Photo by: Red Bull Content Pool
Verstappen had been running second early on in the restarted race – after brilliant moves past Kimi Raikkonen and Nico Rosberg – when Red Bull felt that conditions were good enough for a switch to intermediates.
But despite an initial pace advantage, the rain got heavier and Red Bull had to take the difficult decision to change the Dutchman back to full wets – dropping Verstappen down to 14th place.
A series of brilliant overtaking moves helped Verstappen get back up to third place, and Red Bull boss Christian Horner said his outfit should have few regrets because it wanted to do something different to challenge for victory.
"We were going for the win," he said. "With 20/20 hindsight it's of course easy to say now that the rain intensified and the extreme turned out to be the better tyre. But it could have so easily flipped and it was right on that cusp as [Daniel] Ricciardo was setting those purple sectors.
"You could see that the Williams of [Felipe] Massa was finding pace every lap, going quicker and quicker. And, as we've seen with these intermediates so often, they are very often the quicker tyre as soon as you generate any temperature in them, significantly quicker."
With Verstappen's rear extreme wets having started to go off as he chased eventual winner Lewis Hamilton anyway, Horner felt that ultimately second place was the best the team was going to get if it did not take a strategy gamble.

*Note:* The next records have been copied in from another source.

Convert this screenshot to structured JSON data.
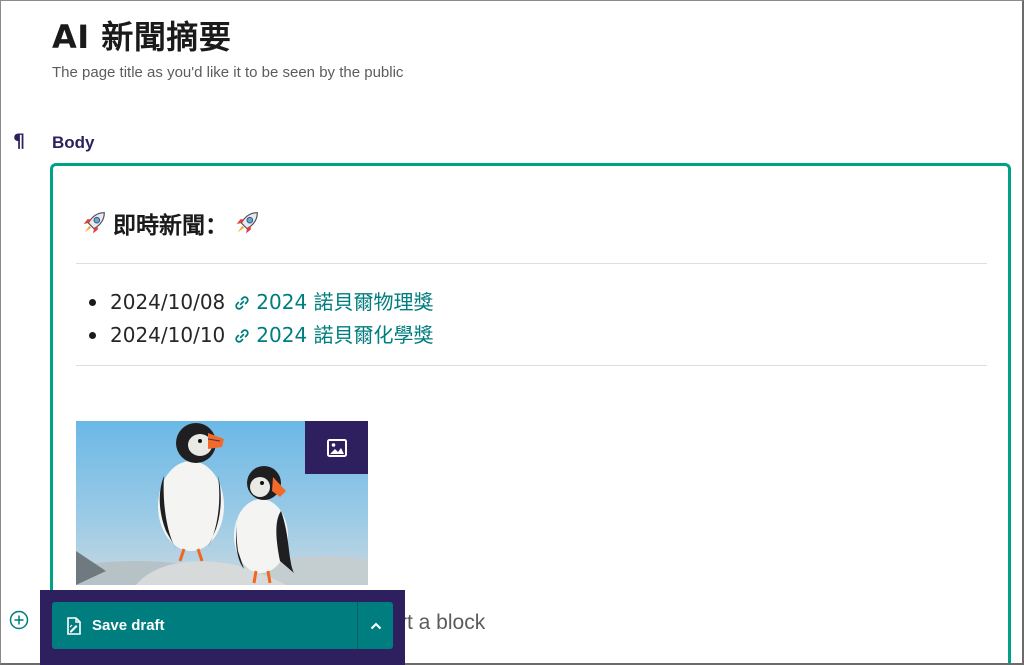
{
  "page": {
    "title": "AI 新聞摘要",
    "help_text": "The page title as you'd like it to be seen by the public"
  },
  "body_field": {
    "icon": "pilcrow-icon",
    "label": "Body"
  },
  "editor": {
    "heading": "即時新聞：",
    "heading_icon": "rocket-icon",
    "news_items": [
      {
        "date": "2024/10/08",
        "link_text": "2024 諾貝爾物理獎",
        "link_icon": "link-icon"
      },
      {
        "date": "2024/10/10",
        "link_text": "2024 諾貝爾化學獎",
        "link_icon": "link-icon"
      }
    ],
    "image_block": {
      "button_icon": "image-icon"
    },
    "insert_hint": "rt a block"
  },
  "actions": {
    "save_label": "Save draft",
    "save_icon": "document-edit-icon",
    "more_icon": "chevron-up-icon",
    "add_icon": "plus-circle-icon"
  },
  "colors": {
    "accent": "#00a287",
    "link": "#007d7e",
    "primary_dark": "#2e1f5e",
    "button": "#007d7e"
  }
}
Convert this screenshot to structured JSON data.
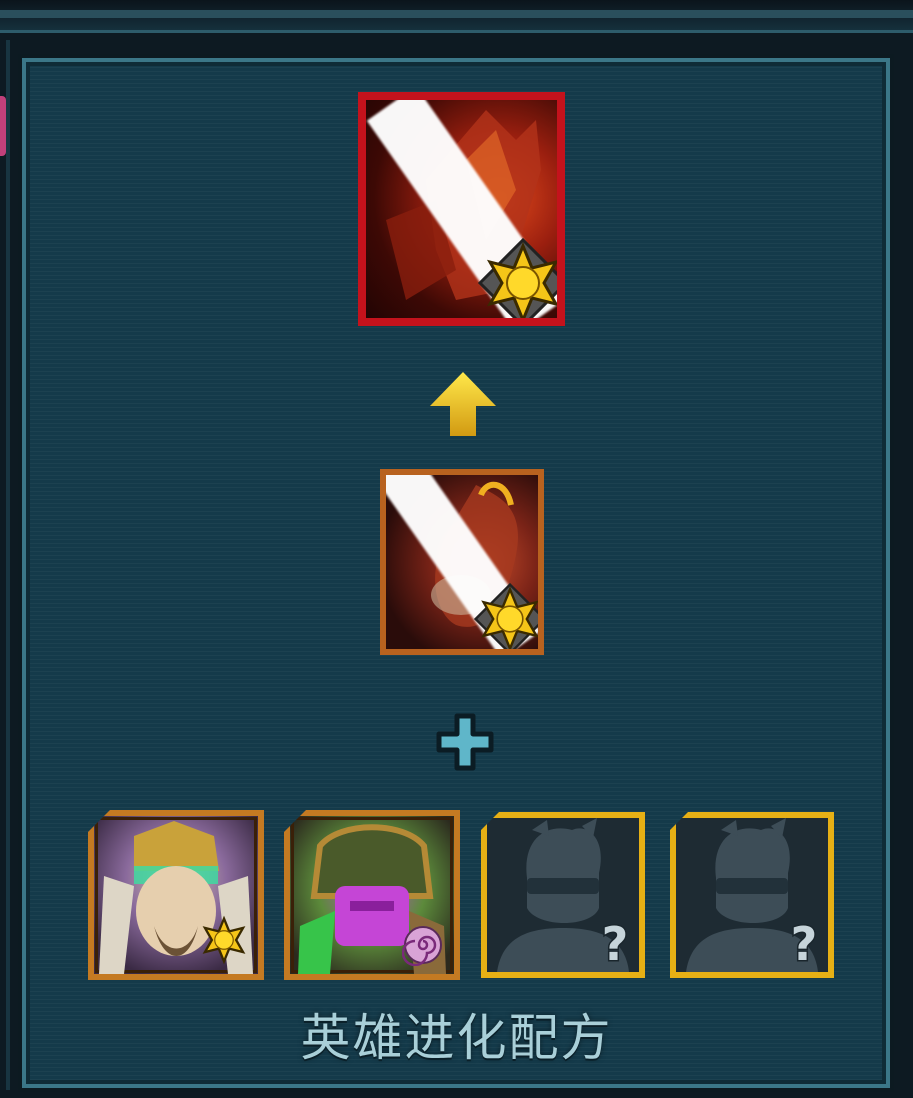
{
  "recipe": {
    "title": "英雄进化配方"
  },
  "target_hero": {
    "frame_color": "#c4121c",
    "rank_icon": "sun-star-badge-icon"
  },
  "base_hero": {
    "frame_color": "#b8621f",
    "rank_icon": "sun-star-badge-icon"
  },
  "evolve_icon": "up-arrow-icon",
  "combine_icon": "plus-icon",
  "materials": [
    {
      "kind": "hero",
      "badge_icon": "sun-star-badge-icon"
    },
    {
      "kind": "hero",
      "badge_icon": "swirl-badge-icon"
    },
    {
      "kind": "unknown",
      "badge_icon": "question-mark-icon"
    },
    {
      "kind": "unknown",
      "badge_icon": "question-mark-icon"
    }
  ],
  "colors": {
    "panel_bg": "#143a4a",
    "panel_border": "#3b7788",
    "empty_slot_border": "#e6b015",
    "hero_slot_border": "#c47a22",
    "title_text": "#a9cfd8"
  }
}
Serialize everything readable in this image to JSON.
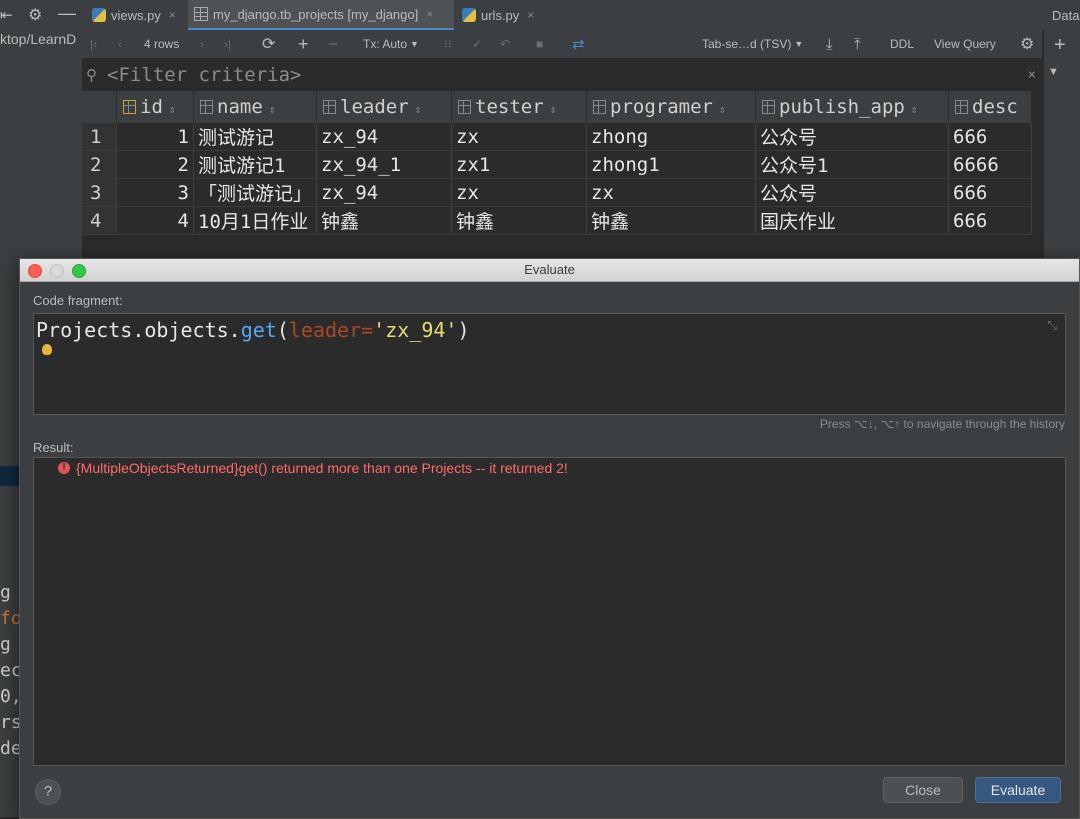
{
  "tabs": [
    {
      "label": "views.py",
      "close": "×"
    },
    {
      "label": "my_django.tb_projects [my_django]",
      "close": "×"
    },
    {
      "label": "urls.py",
      "close": "×"
    }
  ],
  "left_path": "ktop/LearnD",
  "right_panel_title": "Data",
  "toolbar": {
    "rows": "4 rows",
    "tx": "Tx: Auto",
    "format": "Tab-se…d (TSV)",
    "ddl": "DDL",
    "view_query": "View Query"
  },
  "filter": {
    "placeholder": "<Filter criteria>"
  },
  "table": {
    "columns": [
      "id",
      "name",
      "leader",
      "tester",
      "programer",
      "publish_app",
      "desc"
    ],
    "rows": [
      {
        "rn": "1",
        "id": "1",
        "name": "测试游记",
        "leader": "zx_94",
        "tester": "zx",
        "programer": "zhong",
        "publish_app": "公众号",
        "desc": "666"
      },
      {
        "rn": "2",
        "id": "2",
        "name": "测试游记1",
        "leader": "zx_94_1",
        "tester": "zx1",
        "programer": "zhong1",
        "publish_app": "公众号1",
        "desc": "6666"
      },
      {
        "rn": "3",
        "id": "3",
        "name": "「测试游记」",
        "leader": "zx_94",
        "tester": "zx",
        "programer": "zx",
        "publish_app": "公众号",
        "desc": "666"
      },
      {
        "rn": "4",
        "id": "4",
        "name": "10月1日作业",
        "leader": "钟鑫",
        "tester": "钟鑫",
        "programer": "钟鑫",
        "publish_app": "国庆作业",
        "desc": "666"
      }
    ]
  },
  "dialog": {
    "title": "Evaluate",
    "code_label": "Code fragment:",
    "code": {
      "obj": "Projects.objects.",
      "method": "get",
      "open": "(",
      "kw": "leader",
      "eq": "=",
      "str": "'zx_94'",
      "close": ")"
    },
    "history_hint": "Press ⌥↓, ⌥↑ to navigate through the history",
    "result_label": "Result:",
    "result_text": "{MultipleObjectsReturned}get() returned more than one Projects -- it returned 2!",
    "help": "?",
    "close_btn": "Close",
    "evaluate_btn": "Evaluate"
  },
  "background_code": [
    "g",
    "fo",
    "g",
    "",
    "ec",
    "0,",
    "rs",
    "de"
  ],
  "colors": {
    "accent": "#4a88c7",
    "error": "#ff6b68",
    "keyword_param": "#aa4926",
    "string": "#e6db74",
    "method": "#56a8f5"
  }
}
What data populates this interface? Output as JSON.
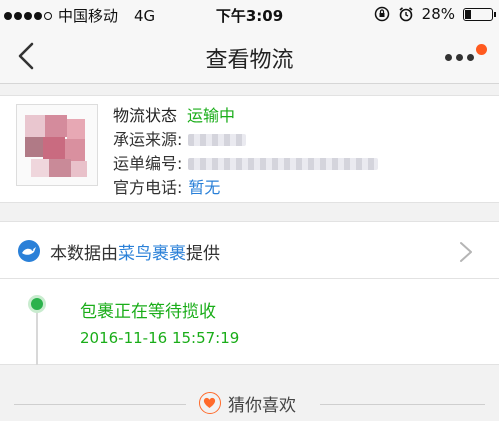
{
  "status_bar": {
    "carrier": "中国移动",
    "network": "4G",
    "time": "下午3:09",
    "battery_percent": "28%",
    "battery_level": 0.28
  },
  "nav": {
    "title": "查看物流"
  },
  "logistics": {
    "status_label": "物流状态",
    "status_value": "运输中",
    "carrier_label": "承运来源:",
    "tracking_label": "运单编号:",
    "phone_label": "官方电话:",
    "phone_value": "暂无"
  },
  "provider": {
    "prefix": "本数据由",
    "brand": "菜鸟裹裹",
    "suffix": "提供"
  },
  "timeline": [
    {
      "status": "包裹正在等待揽收",
      "time": "2016-11-16 15:57:19"
    }
  ],
  "guess": {
    "label": "猜你喜欢"
  },
  "colors": {
    "green": "#1aad19",
    "link_blue": "#2a80d8",
    "accent_orange": "#ff5a1f"
  }
}
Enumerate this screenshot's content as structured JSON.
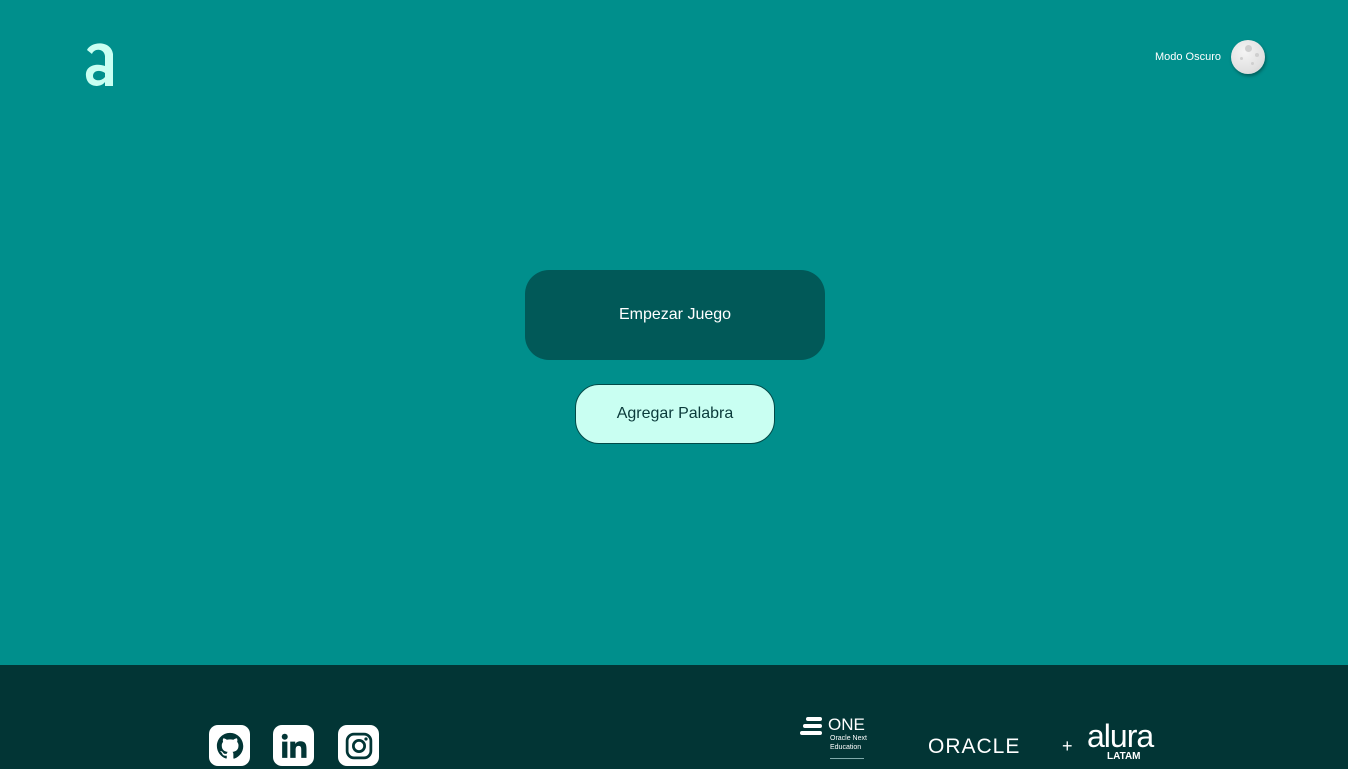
{
  "header": {
    "logo_letter": "a",
    "dark_mode_label": "Modo Oscuro",
    "moon_icon": "moon-icon"
  },
  "main": {
    "start_button_label": "Empezar Juego",
    "add_word_button_label": "Agregar Palabra"
  },
  "footer": {
    "social_links": [
      {
        "name": "github-icon"
      },
      {
        "name": "linkedin-icon"
      },
      {
        "name": "instagram-icon"
      }
    ],
    "one_logo": {
      "title": "ONE",
      "line1": "Oracle Next",
      "line2": "Education"
    },
    "partners": {
      "oracle": "ORACLE",
      "plus": "+",
      "alura": "alura",
      "alura_sub": "LATAM"
    }
  },
  "colors": {
    "background": "#008f8c",
    "accent_logo": "#c9fff2",
    "start_button": "#015958",
    "add_button": "#c9fff2",
    "footer": "#023535"
  }
}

"I think it would have been difficult to challenge Lewis," said Horner. "We managed to get to second position, but Lewis seemed to have the pace to cover us so that's why we took a slight risk with the strategy to roll the dice.
"Hopefully the intermediate would come alive. It became apparent when the rain slightly increased that we needed to abort that strategy, which is quite painful behind the safety car because you drop back a significant amount of positions.
"But the speed he came back through the field, not losing time, we could see he was catching on Perez who was on the podium position with 10 laps to go. Even when he was making passes he was gaining time."